La idea de ser una boba princesita Disney tampoco me atrajo, o uno de esos príncipes machistas, por muy azules que fueran ¡Yo lo que quería era ser el dragón y chamuscarlos a todos!
Los años pasaron, fui creciendo, y la rareza conmigo. En lugar de hablar sobre qué zapatos torturadores me quedaban mejor, yo prefería ser portera en cualquier deporte que se pudiera. Echarme unos tricks con la bicicleta antes que robarle las pinturas a mamá.
Poco a poco, al inicio de la edad de las hormonas anarquistas, fui advirtiendo que la dirección de mi mirada no coincidía con la de la mayoría de las niñas. No era casual, ni consecuencia de la “confusión adolescente”. Bien sabía por qué lo hacía, hacia quién y dónde lo hacía, el deseo que despertaba y lo que quería hacer con él. Pero no lo aceptaba. No podía ser. ¿Yo? ¿Y cómo iba a decírselo a mi familia? No me atrevía. Así que me serví de un magistral plan (o así me pareció entonces): bombardearles a indirectas.
Un buen comienzo fue insistirles en lo bonita que me parecía la relación de Maca y Esther de Hospital Central. Fail. Nunca lo pillaron. Se limitaron a asentir con monosílabos. Y con onomatopeyas y carcajadas al escuchar mi rotunda negativa a echarme novio.
Un día, en una terraza de Madrid y en compañía de dos capuchinos, le relaté a mi madre un extracto de El Banquete, un diálogo de Platón. Cuenta el mito griego que, cuando la Tierra aún era plana y las estaciones, las tormentas y los huracanes anunciaban los caprichos de los dioses; allá cuando el camino hacia los Campos Elíseos y la Tierra era una montaña llamada Olimpo; cuando el amor no existía, ni los hombres, ni las mujeres, el mundo era habitado por los hijos de la Tierra, la Luna y el Sol.

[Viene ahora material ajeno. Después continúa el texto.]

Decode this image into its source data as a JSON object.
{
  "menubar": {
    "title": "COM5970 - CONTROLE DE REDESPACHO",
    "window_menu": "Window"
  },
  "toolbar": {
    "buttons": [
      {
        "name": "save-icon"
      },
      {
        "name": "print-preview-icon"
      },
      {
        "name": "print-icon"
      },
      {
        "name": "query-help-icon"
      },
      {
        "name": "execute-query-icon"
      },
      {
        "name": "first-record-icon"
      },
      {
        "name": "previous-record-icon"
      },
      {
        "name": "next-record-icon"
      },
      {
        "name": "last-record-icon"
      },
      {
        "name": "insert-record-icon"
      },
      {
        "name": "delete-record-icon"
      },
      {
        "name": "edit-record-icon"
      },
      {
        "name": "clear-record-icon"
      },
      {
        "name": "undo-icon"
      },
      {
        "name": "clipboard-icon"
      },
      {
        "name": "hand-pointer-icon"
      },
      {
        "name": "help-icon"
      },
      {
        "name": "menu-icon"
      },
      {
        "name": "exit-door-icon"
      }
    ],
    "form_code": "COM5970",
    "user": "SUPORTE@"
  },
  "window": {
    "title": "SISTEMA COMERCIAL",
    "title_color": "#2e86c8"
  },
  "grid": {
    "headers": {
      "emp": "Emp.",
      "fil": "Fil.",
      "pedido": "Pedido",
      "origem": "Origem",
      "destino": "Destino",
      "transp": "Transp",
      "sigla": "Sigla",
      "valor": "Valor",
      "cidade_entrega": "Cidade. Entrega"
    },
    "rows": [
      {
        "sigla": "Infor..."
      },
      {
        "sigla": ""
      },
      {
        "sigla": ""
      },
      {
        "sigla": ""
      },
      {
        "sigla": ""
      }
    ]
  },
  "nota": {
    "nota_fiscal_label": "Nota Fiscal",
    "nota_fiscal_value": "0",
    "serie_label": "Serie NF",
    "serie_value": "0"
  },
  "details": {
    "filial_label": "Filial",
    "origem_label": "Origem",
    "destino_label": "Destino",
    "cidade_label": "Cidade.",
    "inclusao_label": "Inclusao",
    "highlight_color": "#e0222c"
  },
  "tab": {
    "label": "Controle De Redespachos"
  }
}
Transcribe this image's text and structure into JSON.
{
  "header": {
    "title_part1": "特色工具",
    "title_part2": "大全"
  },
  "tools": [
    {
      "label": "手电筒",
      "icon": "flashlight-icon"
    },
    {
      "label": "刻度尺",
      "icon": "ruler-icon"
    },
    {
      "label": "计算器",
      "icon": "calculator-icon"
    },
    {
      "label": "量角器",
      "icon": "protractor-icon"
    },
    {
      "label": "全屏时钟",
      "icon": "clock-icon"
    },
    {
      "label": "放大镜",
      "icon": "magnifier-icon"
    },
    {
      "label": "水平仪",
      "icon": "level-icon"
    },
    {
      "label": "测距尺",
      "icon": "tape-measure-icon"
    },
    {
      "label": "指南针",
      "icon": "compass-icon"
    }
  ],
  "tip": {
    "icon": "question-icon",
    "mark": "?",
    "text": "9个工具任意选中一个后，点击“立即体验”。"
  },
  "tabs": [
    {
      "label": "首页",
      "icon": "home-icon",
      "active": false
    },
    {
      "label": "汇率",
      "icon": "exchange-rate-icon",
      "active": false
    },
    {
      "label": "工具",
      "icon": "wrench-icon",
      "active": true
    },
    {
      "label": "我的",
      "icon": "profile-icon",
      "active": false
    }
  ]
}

Bajo las nubes y sobre sus ocho extremidades, desplazaban éstos sus cuerpos rumbo la voluntad dictada por sus dos cabezas y ocurrió un día que los dioses, temerosos por la fuerza de quienes les honraban y su pretensión de tomar el firmamento, llamaron a Zeus a fin de acabar con la amenaza. Y como remedio hizo, el dios del trueno, llover del cielo rayos que partirían en dos a los insolentes, dejando a las partes condenadas a encontrar a su mitad para lograr su plenitud original.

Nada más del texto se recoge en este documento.